Lawvere-Tierney sheaves, factorization systems, sections and $j$-essential monomorphisms in a topos

Abstract: Let $j$ be a Lawvere-Tierney topology (a topology, for short) on an arbitrary topos $\mathcal{E}$, $B$ an object of $\mathcal{E}$, and $j_B = j\times 1_B$ the induced topology on the slice topos $\mathcal{E}/B$. In this manuscript, we analyze some properties of the pullback functor $\Pi_B:\mathcal{E}\rightarrow \mathcal{E}/B$ which have deal with topology.
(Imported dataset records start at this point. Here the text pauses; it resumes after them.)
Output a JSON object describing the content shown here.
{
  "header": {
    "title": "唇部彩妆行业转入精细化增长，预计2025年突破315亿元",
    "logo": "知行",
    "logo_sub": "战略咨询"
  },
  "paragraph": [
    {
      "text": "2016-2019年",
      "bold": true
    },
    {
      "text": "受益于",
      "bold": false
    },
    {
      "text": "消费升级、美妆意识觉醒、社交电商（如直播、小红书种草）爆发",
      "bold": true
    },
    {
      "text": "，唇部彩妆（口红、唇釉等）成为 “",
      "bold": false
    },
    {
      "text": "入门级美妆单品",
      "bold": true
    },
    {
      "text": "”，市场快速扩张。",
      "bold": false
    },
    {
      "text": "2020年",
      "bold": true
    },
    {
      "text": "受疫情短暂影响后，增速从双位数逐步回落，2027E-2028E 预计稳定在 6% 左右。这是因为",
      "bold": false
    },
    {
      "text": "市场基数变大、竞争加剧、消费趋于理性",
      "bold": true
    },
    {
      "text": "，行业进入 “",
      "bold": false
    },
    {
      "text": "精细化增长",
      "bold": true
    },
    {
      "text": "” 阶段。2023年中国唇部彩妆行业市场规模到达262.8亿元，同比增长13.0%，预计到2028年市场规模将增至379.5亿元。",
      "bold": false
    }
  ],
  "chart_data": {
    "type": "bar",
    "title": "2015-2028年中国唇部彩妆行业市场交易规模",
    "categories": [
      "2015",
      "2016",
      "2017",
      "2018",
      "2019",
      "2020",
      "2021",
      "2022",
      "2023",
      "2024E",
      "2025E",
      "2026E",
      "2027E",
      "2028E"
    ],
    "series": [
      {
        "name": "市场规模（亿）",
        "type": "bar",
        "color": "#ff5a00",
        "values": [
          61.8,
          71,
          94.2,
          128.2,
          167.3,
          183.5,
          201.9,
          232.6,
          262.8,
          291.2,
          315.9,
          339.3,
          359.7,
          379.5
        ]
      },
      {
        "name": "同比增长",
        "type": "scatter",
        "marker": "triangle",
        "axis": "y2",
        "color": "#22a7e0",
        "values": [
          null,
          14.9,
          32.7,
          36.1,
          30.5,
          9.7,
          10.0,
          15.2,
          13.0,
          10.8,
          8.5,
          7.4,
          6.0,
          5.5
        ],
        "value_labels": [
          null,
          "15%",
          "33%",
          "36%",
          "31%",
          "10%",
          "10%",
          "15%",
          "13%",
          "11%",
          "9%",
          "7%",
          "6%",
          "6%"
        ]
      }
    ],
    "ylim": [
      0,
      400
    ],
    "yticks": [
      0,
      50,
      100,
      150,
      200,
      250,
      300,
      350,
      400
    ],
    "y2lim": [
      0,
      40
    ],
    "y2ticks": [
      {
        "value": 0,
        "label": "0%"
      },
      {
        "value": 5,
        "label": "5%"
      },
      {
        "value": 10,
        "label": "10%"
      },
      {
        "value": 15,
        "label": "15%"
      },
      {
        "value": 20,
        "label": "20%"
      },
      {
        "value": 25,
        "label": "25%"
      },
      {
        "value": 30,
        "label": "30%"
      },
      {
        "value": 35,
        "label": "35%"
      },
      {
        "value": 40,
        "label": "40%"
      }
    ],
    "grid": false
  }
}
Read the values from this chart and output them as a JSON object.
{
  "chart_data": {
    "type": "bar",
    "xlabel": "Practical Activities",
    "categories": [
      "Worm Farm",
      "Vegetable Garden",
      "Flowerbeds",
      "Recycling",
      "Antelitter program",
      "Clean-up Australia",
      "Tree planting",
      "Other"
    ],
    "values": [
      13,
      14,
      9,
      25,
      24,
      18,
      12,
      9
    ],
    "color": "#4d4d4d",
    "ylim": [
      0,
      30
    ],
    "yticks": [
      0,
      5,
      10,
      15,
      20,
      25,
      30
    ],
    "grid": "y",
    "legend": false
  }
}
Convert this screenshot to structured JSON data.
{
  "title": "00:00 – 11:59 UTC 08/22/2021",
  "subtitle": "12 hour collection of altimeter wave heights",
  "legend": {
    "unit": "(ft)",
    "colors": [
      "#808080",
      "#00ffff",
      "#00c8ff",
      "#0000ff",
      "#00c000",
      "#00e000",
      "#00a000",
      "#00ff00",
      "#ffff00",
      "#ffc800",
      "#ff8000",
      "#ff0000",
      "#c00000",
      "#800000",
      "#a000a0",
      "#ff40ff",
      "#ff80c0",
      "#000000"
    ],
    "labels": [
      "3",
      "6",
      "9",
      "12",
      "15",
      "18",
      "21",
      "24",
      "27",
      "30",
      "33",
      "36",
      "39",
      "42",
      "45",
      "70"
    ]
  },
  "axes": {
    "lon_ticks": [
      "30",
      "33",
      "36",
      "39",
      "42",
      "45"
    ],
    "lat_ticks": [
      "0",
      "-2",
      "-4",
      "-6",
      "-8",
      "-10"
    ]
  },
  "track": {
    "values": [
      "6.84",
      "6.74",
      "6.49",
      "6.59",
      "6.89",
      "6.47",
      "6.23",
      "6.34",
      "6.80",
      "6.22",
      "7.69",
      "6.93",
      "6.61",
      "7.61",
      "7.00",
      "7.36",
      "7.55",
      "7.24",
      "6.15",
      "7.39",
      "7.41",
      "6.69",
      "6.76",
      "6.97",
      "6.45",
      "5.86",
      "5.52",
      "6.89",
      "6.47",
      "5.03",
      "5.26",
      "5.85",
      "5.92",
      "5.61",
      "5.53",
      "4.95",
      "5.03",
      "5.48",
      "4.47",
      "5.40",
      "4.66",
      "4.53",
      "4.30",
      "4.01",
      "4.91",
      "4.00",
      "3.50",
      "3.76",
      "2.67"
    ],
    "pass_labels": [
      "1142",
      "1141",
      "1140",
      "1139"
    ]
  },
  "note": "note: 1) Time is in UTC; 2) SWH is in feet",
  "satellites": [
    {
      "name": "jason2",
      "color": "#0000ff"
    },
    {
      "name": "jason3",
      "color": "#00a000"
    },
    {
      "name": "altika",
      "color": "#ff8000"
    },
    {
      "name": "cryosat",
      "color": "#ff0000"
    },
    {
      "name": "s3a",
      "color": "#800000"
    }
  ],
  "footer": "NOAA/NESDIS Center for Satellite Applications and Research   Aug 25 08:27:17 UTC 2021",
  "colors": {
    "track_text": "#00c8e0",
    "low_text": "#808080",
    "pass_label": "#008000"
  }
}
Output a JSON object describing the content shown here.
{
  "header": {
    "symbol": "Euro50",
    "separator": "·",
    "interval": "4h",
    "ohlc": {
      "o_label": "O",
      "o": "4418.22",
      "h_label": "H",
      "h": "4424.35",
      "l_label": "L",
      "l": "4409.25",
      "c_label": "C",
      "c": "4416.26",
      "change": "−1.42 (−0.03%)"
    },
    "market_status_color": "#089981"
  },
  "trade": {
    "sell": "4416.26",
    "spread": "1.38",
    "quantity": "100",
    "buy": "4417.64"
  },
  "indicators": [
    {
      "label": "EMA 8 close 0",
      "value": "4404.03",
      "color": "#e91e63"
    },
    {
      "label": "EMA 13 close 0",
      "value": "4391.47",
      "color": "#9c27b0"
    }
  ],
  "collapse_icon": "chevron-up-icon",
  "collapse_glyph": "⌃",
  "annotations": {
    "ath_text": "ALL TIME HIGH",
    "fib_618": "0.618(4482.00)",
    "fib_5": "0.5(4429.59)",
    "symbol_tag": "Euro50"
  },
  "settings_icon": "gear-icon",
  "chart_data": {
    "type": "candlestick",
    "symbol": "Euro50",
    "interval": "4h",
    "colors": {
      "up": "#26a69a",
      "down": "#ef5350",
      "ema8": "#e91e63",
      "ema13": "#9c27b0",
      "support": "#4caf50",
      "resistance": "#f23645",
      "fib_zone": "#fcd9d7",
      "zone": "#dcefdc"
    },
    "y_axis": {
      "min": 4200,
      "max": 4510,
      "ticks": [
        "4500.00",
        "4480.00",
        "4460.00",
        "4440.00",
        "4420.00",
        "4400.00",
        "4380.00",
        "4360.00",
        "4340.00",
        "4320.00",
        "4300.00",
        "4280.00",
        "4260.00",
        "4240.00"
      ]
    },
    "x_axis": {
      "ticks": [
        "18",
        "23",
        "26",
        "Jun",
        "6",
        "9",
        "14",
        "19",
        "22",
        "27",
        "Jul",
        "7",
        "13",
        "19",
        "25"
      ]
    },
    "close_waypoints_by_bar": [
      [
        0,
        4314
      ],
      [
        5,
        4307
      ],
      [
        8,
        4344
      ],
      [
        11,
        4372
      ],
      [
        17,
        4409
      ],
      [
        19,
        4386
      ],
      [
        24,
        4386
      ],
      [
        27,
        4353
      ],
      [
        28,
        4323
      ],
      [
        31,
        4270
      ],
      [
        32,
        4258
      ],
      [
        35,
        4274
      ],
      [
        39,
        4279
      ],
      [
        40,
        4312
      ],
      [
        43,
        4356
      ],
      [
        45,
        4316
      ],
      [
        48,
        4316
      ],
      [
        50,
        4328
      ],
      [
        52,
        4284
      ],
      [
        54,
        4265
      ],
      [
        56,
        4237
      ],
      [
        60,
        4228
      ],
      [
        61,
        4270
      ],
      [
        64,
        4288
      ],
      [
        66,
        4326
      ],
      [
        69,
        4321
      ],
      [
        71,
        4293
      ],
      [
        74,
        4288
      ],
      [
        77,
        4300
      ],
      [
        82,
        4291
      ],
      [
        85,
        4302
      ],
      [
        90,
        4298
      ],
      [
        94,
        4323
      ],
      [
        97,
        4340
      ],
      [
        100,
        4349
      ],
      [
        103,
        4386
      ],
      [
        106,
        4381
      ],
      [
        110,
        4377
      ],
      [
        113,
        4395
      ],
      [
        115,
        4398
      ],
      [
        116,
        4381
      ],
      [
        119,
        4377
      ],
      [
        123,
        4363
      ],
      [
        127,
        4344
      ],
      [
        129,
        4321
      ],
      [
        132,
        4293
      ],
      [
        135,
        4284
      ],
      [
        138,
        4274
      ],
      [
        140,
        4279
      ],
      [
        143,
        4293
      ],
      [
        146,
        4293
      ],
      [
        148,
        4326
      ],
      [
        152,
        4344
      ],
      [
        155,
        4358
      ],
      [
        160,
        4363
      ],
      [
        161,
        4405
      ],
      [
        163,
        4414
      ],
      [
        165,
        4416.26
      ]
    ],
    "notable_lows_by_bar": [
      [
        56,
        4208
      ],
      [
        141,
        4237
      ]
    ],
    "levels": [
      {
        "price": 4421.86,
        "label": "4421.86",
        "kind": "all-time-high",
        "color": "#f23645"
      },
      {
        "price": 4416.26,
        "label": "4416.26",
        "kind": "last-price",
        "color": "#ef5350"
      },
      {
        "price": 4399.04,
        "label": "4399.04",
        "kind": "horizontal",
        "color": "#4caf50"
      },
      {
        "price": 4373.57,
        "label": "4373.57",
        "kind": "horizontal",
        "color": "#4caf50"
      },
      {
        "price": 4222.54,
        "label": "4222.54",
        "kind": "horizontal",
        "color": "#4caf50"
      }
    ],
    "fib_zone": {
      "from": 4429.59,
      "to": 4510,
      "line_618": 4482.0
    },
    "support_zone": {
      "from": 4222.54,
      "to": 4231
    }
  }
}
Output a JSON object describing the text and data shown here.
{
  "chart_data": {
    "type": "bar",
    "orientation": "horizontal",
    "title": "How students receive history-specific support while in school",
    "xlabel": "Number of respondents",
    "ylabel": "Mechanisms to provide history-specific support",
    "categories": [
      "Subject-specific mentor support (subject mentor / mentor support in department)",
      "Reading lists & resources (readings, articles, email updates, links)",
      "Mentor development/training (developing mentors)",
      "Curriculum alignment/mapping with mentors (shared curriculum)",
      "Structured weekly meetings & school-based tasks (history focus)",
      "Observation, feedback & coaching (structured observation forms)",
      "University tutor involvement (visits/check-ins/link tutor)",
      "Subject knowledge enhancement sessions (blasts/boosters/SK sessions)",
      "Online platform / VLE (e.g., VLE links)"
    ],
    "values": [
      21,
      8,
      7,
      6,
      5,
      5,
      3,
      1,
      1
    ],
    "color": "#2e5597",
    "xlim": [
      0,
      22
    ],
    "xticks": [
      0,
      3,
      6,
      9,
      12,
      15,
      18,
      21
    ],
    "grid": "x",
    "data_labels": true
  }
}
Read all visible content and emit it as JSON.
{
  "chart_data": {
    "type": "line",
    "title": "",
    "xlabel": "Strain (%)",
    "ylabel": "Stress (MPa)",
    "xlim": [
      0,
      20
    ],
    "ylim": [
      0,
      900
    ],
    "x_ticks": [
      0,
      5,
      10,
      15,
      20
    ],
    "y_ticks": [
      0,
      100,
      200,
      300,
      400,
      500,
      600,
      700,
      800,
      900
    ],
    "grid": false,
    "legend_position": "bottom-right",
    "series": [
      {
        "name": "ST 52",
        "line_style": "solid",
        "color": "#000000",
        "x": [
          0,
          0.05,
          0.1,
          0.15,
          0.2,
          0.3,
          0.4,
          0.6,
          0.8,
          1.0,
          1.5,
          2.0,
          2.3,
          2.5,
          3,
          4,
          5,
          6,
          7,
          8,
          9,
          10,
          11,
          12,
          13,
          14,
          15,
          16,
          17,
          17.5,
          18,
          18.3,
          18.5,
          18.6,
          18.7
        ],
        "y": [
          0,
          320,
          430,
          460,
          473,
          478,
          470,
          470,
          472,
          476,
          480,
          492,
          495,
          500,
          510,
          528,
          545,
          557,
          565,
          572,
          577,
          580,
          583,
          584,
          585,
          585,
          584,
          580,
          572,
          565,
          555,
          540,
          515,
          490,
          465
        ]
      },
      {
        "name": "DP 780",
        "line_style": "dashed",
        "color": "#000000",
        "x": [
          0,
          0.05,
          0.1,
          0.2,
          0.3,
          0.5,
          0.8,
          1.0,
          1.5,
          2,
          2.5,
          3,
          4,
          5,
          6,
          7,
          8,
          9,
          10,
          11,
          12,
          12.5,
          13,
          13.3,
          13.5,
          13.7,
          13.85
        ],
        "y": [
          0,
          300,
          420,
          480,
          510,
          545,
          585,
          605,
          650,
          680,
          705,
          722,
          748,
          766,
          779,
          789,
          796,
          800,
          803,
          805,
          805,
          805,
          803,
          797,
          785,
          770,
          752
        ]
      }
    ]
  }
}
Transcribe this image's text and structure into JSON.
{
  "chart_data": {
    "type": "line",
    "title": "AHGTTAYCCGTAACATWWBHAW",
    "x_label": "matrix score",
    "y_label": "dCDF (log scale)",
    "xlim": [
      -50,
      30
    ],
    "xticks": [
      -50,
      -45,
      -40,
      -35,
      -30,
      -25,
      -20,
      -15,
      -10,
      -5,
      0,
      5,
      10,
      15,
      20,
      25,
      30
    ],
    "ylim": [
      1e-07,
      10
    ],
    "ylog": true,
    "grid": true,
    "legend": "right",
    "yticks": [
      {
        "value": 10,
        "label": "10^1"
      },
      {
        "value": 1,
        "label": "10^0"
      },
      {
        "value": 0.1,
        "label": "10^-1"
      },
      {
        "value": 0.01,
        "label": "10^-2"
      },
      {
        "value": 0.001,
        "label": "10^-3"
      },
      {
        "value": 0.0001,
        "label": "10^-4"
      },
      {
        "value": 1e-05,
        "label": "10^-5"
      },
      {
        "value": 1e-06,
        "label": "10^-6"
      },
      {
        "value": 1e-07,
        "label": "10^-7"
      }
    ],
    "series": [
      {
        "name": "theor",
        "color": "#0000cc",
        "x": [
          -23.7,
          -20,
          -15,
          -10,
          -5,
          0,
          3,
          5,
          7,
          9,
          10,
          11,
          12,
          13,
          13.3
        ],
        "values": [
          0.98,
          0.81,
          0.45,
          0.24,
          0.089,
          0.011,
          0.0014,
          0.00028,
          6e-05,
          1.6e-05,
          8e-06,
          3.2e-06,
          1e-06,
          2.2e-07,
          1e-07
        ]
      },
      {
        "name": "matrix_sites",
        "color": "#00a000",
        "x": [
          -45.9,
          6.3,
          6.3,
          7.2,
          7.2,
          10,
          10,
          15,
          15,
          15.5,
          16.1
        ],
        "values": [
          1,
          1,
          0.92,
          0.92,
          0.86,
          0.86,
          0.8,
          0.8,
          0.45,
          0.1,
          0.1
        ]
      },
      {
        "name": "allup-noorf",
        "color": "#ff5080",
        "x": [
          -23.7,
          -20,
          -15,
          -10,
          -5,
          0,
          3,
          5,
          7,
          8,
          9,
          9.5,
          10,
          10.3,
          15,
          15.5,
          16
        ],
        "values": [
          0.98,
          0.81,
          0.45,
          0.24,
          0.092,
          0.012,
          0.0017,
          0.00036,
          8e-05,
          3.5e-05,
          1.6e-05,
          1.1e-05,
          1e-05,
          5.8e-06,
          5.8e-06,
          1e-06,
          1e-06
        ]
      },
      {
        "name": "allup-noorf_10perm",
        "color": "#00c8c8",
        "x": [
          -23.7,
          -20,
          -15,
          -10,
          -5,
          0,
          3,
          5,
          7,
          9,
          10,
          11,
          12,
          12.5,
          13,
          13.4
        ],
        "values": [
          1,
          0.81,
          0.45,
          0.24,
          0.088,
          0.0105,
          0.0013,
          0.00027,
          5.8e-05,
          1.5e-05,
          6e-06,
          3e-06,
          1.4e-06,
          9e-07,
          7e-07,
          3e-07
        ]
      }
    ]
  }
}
Then for a left cancelable class $\mathcal{M}$ of all $j$-dense monomorphisms in a topos $\mathcal{E}$, we achieve some necessary and sufficient conditions for that $(\mathcal{M} , \mathcal{M}^{\perp})$ is a factorization system in $\mathcal{E}$, which is related to the factorization systems in slice topoi $\mathcal{E}/B,$ where $B$ ranges over the class of objects of $\mathcal{E}$. Among other things, we prove that an arrow $f : X\rightarrow B$ in $\mathcal{E}$ is a $j_B$-sheaf whenever the graph of $f$, is a section in $\mathcal{E}/B$ as well as the object of sections $S(f)$ of $f$, is a $j$-sheaf in $\mathcal{E}$. Furthermore, we introduce a class of monomorphisms in $\mathcal{E}$, which we call them $j$-essential. Some equivalent forms of those and some of their properties are presented. Also, we prove that any presheaf in a presheaf topos has a maximal essential extension. Finally, some similarities and differences of the obtained result are discussed if we put a (productive) weak topology $j$, studied by some authors, instead of a topology.